D’ailleurs, une importante délégation de Niamey s’est rendue à Moscou en janvier. La semaine dernière, Poutine a discuté de la coopération en matière de sécurité lors d’appels téléphoniques avec le président intérimaire du Mali, Assimi Goita, et le président de la junte militaire du Niger, Abdourahmane Tchiani, avant de s’entretenir avec le président de la République du Congo, Denis Nguesso.

Côte d’Ivoire : Le retournement de l’Empire

Les régimes fantoches pro-occidentaux s’effritent rapidement sur l’ensemble du continent africain. L’Alliance des États du Sahel – Mali, Burkina Faso et Niger – est peut-être l’avant-garde d’un Axe de Résistance africain, mais il y a plus, sous la forme de l’Afrique du Sud, de l’Éthiopie et de l’Égypte en tant que membres à part entière des BRICS – sans parler des candidats sérieux pour la prochaine vague des BRICS+, tels que l’Algérie et le Nigeria. 

La Russie, sur le plan diplomatique, et la Chine, sur le plan commercial, ainsi que tout le poids du partenariat stratégique Russie-Chine, se concentrent clairement sur le long terme – en comptant sur l’Afrique dans son ensemble comme un acteur multipolaire clé. La conférence multipolaire qui s’est tenue le mois dernier à Moscou, et dont le charismatique leader panafricain, le Béninois Kemi Seba, était l’une des vedettes, en a apporté une nouvelle fois la preuve.

Les cercles diplomatiques pan-eurasiens se permettent même de plaisanter sur les récentes crises de nerfs du Petit Roi à Paris. L’humiliation totale de la France au Sahel est probablement l’un des moteurs des menaces de Macron d’envoyer des troupes françaises en Ukraine – qui seraient transformées en steak tartare par les Russes en un temps record – et de son empressement à soutenir les cascades russophobes actuelles de l’Arménie.

Historiquement, le fait est que les Africains considéraient l’ex-URSS comme beaucoup plus souple et même solidaire lorsqu’il s’agissait de siphonner les ressources naturelles ; cette bonne volonté a maintenant été transférée à la Chine.

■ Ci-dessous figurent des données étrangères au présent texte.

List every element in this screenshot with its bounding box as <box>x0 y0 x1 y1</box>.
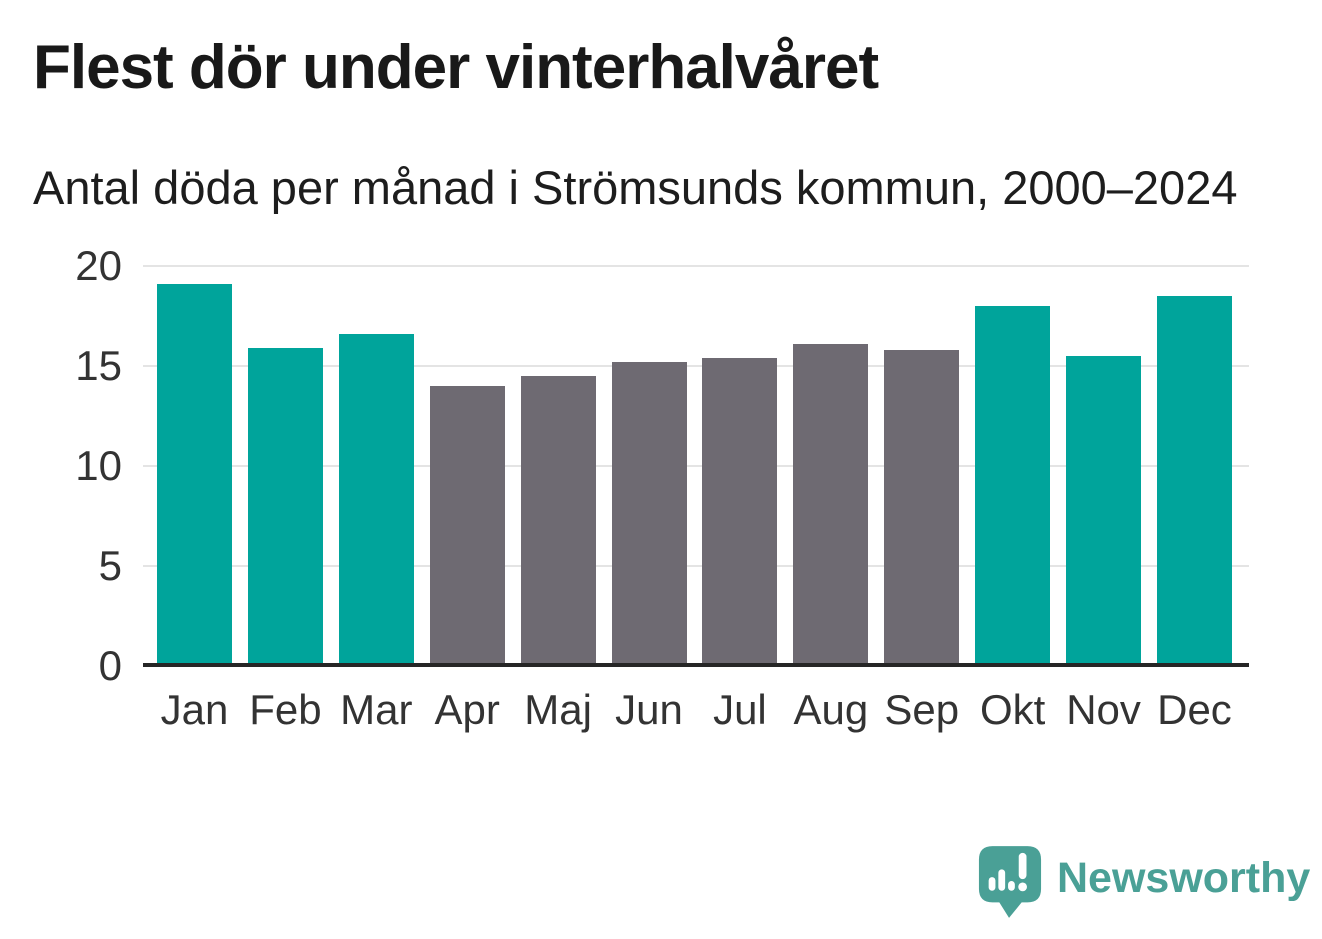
x-axis-line <box>143 663 1249 667</box>
y-tick-label-10: 10 <box>75 442 122 489</box>
bar-dec <box>1156 296 1232 666</box>
x-tick-label-sep: Sep <box>884 686 960 733</box>
gridline-15 <box>143 365 1249 367</box>
y-tick-label-20: 20 <box>75 242 122 289</box>
x-tick-label-jan: Jan <box>160 686 229 733</box>
bar-mar <box>338 334 414 666</box>
bar-apr <box>429 386 505 666</box>
plot-area <box>143 265 1249 666</box>
chart-title: Flest dör under vinterhalvåret <box>33 33 879 102</box>
x-tick-label-dec: Dec <box>1157 686 1232 733</box>
y-tick-label-5: 5 <box>98 542 122 589</box>
bar-nov <box>1066 356 1142 666</box>
x-tick-label-jun: Jun <box>615 686 683 733</box>
bar-jun <box>611 362 687 666</box>
x-tick-label-aug: Aug <box>793 686 869 733</box>
bar-series <box>143 266 1249 666</box>
bar-jan <box>157 284 232 666</box>
bar-feb <box>247 348 323 666</box>
x-tick-label-feb: Feb <box>249 686 322 733</box>
x-tick-label-mar: Mar <box>340 686 413 733</box>
y-axis: 0 5 10 15 20 <box>0 242 122 689</box>
bar-jul <box>702 358 778 666</box>
gridline-5 <box>143 565 1249 567</box>
bar-maj <box>520 376 596 666</box>
x-tick-label-okt: Okt <box>979 686 1046 733</box>
x-tick-label-apr: Apr <box>434 686 500 733</box>
y-tick-label-15: 15 <box>75 342 122 389</box>
x-tick-label-maj: Maj <box>524 686 592 733</box>
bar-sep <box>884 350 960 666</box>
bar-okt <box>975 306 1051 666</box>
brand-name: Newsworthy <box>1057 853 1311 902</box>
gridline-20 <box>143 265 1249 267</box>
bar-aug <box>793 344 869 666</box>
x-tick-label-nov: Nov <box>1066 686 1141 733</box>
chart-subtitle: Antal döda per månad i Strömsunds kommun… <box>33 161 1238 214</box>
gridline-10 <box>143 465 1249 467</box>
x-axis-labels: Jan Feb Mar Apr Maj Jun Jul Aug Sep Okt Nov Dec <box>143 686 1249 734</box>
newsworthy-logo: Newsworthy <box>977 843 1310 921</box>
x-tick-label-jul: Jul <box>713 686 767 733</box>
y-tick-label-0: 0 <box>98 642 122 689</box>
newsworthy-speech-bubble-barchart-icon <box>978 846 1042 918</box>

En tant que plateforme d’intégration régionale, l’Alliance des États du Sahel a tout ce qu’il faut pour changer la donne. Le Sénégal de Faye pourrait éventuellement la rejoindre, mais la Guinée offre déjà la capacité géographique de fournir à l’alliance un accès maritime crédible. Cela conduira à l’extinction progressive de la CEDEAO, contrôlée par l’Occident et basée au Nigeria.

Cependant, il ne faut jamais négliger les puissants tentacules de l’Hégémon. Le plan directeur du Pentagone n’implique pas l’abandon de l’Afrique à une sphère d’influence multipolaire Russie-Chine-Iran. Pourtant, personne dans l’Axe de Résistance du Sahel ne croit plus à la carte de la «menace terroriste» des États-Unis. Il n’y avait pratiquement pas de terreur en Afrique jusqu’en 2011, lorsque l’OTAN a transformé la Libye en un champ de ruines, puis a mis des bottes sur le terrain et a érigé des bases militaires sur tout le continent.

Jusqu’à présent, l’Alliance des États du Sahel remporte haut la main la guerre de l’information axée sur la souveraineté. Mais il ne fait aucun doute que l’Empire ripostera. Après tout, tout ce jeu est lié à la paranoïa suprême du Beltway, qui craint que la Russie ne prenne le contrôle du Sahel et de l’Afrique centrale.

La Côte d’Ivoire entre en jeu, maintenant que le Sénégal pourrait commencer à flirter avec l’Alliance des États du Sahel.

La Côte d’Ivoire est plus stratégique pour Washington que le Tchad, par exemple, car le territoire ivoirien est très proche de l’alliance du Sahel. Cependant, le Tchad a déjà recalibré sa politique étrangère, qui n’est plus contrôlée par l’Occident et qui met l’accent sur le rapprochement avec Moscou.

Que réserve l’avenir à l’Empire ? Peut-être des drones américains «anti-terroristes» partagés avec Paris sur la base française en Côte d’Ivoire pour garder l’alliance du Sahel sous contrôle. C’est le coq gaulois humilié qui embrasse l’Hégémon en Afrique de l’Ouest sans même recevoir les miettes d’un croissant rassis.